Amanita Design’s puzzle adventure series Samorost features a humanoid that more closely resembles the beings I befriended as a kid. In the first game, this space gnome clad in a white jumper that looks more like a fluffy snowsuit than a spacesuit attempts to prevent a collision between his home planet and an incoming spaceship. The game setting reminds me of Dada cinema rather than a typical outer space scene filled with glowing spiral galaxies, rockets, and sleekly-designed spacecrafts. In the second game, aliens abduct the gnome’s dog. In attempting to rescue his furry friend, the space gnome travels to a far-off planet. The graphics in the second game remain surreal; the alien looks like Slimmer from the Ghostbusters and the space gnome’s spacecraft is a tin can.

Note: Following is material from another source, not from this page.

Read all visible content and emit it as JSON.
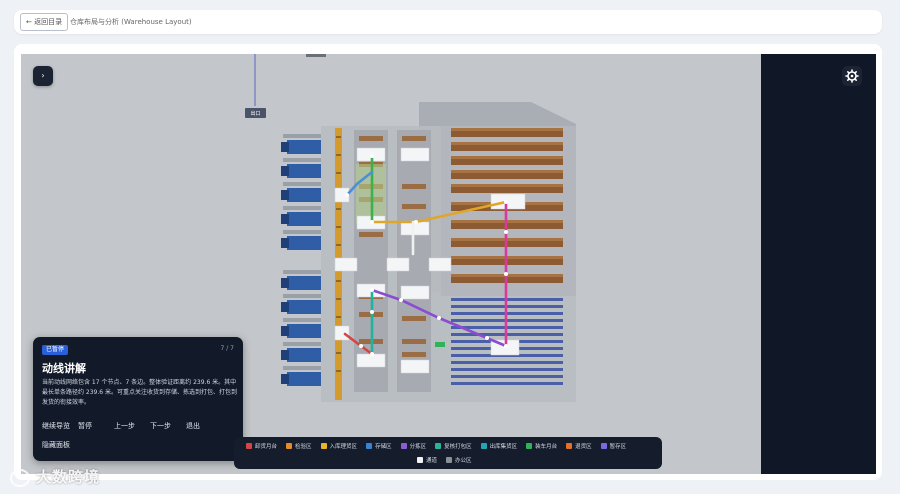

From scientists to rock stars like David Bowie, many question if life exists on Mars in particular. Tiger Style Game’s iOS Waking Mars game ponders this question, too. During game play, an astronaut explores the red planet. His mission: bring a sleeping planet back to life. The space cadet encounters extraterrestrial beings and plant-life that resembles aliens. Occasionally, two additional human characters create radio chatter. The soundtrack may create feelings of isolation. Sound designer Bobby Arlauskas said that to make the sound of the astronaut walking across Mars, he put on snowboarding boots and stomped around his backyard while carrying a recorder. The noise convinced me—but then again, aren’t many of our perceptions about life on Mars based on using our imaginations?

Whether you’re one to moonwalk like Michael Jackson, read books like Alfred Bester’s The Stars My Destination, or watch Battlestar Galactica, there’s an abundance of video games that will surely transport you to another galaxy.